I'm running out of properties I can think of and have the ability to measure:  streak is dark gray; Moh's hardness is ~6 (scratches soda lime glass but is scratched by tool steel).  Oh, and the Gold Bug Pro's Fe3O4 gives a high reading, and the closer the coil gets to this unknown sample the higher it gets.  That's true in both all-metal and discriminate mode, and seems to be higher response on this scale in discriminate.  I don't really understand completely what this means.  Given that the sample isn't magnetic it can't be magnetite.  So what is this meter reading value really telling me?

Finally, I did a resistance measurement using an ohmmeter with curious results.  On the lustrous face the resistance was nearly non-existent (less than 1 ohm) and on the flat black face the resistance was imperceptible -- greater than 20 Megohm.  I don't think resistance is a particularly useful quantity when it comes to ID'ing rocks/minerals but very low resistance has to be rare.

Of the minerals I listed earlier which are in the spec. gr. ballpark (and the measured hardness), ferroselite is intriguing.  That is FeSe2, a chemical compound of iron and selenium.  It is found in both Colorado and Utah.  Nothing is perfect and the images I find on the web appear to show a higher granularity, but otherwise look pretty close.

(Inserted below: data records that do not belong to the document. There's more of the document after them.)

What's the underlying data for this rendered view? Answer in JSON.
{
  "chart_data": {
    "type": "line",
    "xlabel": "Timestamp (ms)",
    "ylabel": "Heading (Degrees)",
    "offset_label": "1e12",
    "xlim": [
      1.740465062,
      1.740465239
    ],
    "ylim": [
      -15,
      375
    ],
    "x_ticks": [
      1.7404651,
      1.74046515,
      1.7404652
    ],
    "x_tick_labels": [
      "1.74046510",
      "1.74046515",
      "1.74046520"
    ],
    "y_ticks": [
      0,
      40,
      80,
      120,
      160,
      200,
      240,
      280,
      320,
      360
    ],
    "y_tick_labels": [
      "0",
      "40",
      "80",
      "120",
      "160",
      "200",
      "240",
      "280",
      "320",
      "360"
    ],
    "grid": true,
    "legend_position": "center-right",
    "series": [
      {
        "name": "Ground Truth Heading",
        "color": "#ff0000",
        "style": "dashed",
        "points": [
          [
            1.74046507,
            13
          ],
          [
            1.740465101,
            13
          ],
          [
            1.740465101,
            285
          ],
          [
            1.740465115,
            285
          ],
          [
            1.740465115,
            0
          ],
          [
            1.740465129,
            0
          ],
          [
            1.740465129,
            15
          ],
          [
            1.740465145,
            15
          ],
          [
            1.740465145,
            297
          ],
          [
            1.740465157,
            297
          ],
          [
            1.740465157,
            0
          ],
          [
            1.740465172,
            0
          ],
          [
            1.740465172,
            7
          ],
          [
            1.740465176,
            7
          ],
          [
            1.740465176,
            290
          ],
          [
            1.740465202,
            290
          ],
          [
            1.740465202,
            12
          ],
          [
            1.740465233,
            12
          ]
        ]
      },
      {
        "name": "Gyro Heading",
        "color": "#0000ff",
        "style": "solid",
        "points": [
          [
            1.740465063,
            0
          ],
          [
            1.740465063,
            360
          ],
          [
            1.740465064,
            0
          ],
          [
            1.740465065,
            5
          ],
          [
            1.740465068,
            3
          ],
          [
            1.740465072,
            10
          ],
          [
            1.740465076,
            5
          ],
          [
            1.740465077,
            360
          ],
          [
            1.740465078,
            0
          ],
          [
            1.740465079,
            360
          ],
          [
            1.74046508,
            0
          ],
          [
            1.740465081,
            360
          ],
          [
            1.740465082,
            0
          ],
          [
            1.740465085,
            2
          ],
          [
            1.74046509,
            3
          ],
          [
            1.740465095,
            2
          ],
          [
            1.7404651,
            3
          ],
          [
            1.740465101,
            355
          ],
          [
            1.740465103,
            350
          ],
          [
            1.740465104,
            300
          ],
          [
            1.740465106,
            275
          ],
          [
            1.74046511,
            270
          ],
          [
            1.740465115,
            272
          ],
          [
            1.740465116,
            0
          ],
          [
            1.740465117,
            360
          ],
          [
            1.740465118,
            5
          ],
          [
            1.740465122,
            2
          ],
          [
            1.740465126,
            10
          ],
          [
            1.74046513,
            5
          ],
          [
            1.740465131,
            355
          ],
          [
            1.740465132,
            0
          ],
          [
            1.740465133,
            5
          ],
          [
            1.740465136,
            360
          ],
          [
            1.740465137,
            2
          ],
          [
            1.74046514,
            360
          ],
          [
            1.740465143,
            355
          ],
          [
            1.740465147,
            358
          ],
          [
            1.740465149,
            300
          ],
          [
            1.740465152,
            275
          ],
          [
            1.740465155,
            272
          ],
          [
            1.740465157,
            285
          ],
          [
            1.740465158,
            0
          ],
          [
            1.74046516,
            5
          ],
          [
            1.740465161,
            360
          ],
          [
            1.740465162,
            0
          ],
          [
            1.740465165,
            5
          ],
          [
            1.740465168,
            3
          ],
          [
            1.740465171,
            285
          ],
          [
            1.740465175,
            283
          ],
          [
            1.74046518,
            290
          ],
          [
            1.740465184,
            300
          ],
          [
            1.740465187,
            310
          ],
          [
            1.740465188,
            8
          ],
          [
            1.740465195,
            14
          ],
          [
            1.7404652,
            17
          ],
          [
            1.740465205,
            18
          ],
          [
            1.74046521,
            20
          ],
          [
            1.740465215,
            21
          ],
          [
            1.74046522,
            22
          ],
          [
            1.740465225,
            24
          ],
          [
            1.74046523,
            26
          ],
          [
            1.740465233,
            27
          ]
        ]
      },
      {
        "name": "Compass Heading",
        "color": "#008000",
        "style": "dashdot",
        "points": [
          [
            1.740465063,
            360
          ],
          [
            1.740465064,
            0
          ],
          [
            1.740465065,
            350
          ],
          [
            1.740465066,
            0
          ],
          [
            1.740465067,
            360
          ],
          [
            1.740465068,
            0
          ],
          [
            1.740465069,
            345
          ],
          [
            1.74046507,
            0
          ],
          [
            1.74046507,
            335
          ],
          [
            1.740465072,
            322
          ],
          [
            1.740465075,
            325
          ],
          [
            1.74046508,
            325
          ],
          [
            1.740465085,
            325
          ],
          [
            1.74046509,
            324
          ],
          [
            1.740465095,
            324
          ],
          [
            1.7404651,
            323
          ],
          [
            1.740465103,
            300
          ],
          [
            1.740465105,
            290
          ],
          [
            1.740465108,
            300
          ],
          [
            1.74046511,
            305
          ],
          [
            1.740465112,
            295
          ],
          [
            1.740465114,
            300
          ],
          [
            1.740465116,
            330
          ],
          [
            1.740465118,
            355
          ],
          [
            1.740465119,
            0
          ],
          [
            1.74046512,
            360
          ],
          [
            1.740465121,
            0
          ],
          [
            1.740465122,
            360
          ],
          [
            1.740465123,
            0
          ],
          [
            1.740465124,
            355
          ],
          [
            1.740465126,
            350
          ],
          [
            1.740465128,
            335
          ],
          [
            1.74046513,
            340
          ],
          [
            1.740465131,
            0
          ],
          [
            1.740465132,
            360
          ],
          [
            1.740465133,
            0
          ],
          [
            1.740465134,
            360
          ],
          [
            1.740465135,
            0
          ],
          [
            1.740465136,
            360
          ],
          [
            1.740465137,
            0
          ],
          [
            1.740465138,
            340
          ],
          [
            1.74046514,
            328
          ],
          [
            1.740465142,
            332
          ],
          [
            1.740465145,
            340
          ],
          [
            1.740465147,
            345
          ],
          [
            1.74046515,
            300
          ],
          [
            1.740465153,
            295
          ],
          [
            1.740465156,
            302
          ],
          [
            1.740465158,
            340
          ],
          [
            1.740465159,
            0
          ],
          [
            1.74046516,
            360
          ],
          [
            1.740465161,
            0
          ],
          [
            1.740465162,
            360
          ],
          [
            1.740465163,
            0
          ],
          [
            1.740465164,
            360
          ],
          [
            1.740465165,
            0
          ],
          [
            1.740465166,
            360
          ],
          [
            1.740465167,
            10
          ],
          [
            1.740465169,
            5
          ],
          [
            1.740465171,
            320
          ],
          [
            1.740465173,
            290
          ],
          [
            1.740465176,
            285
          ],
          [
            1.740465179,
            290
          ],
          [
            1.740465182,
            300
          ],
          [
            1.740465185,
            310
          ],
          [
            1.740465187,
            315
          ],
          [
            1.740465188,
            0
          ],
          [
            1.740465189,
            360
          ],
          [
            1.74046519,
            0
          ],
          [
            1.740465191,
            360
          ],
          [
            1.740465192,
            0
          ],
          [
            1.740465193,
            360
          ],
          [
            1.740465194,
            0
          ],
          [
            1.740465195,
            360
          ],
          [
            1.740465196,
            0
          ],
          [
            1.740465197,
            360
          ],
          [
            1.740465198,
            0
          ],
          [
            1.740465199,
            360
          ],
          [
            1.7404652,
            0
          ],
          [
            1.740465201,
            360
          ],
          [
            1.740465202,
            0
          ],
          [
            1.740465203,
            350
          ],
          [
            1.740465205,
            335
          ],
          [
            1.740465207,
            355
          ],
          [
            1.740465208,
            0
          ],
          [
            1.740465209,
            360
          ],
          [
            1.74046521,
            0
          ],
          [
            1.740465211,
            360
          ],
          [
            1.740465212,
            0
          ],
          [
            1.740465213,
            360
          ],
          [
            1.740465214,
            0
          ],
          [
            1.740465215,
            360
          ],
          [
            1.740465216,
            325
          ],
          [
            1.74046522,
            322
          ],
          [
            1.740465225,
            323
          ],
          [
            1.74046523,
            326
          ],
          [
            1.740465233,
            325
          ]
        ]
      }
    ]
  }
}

I'm wondering if we are getting close to saturation as far as identifying this specimen here.  There are other analysis options (like x-ray fluorescence) but are they worth it?  Bottom line is I have a dense ore sample which gives very high metallic readings on both a 19 kHz VLF detector and a 10 microsecond delay PI detector.  If I ever run across this in the wild I'll be in better position to draw conclusions, even if those conclusions aren't as sound as I'd like.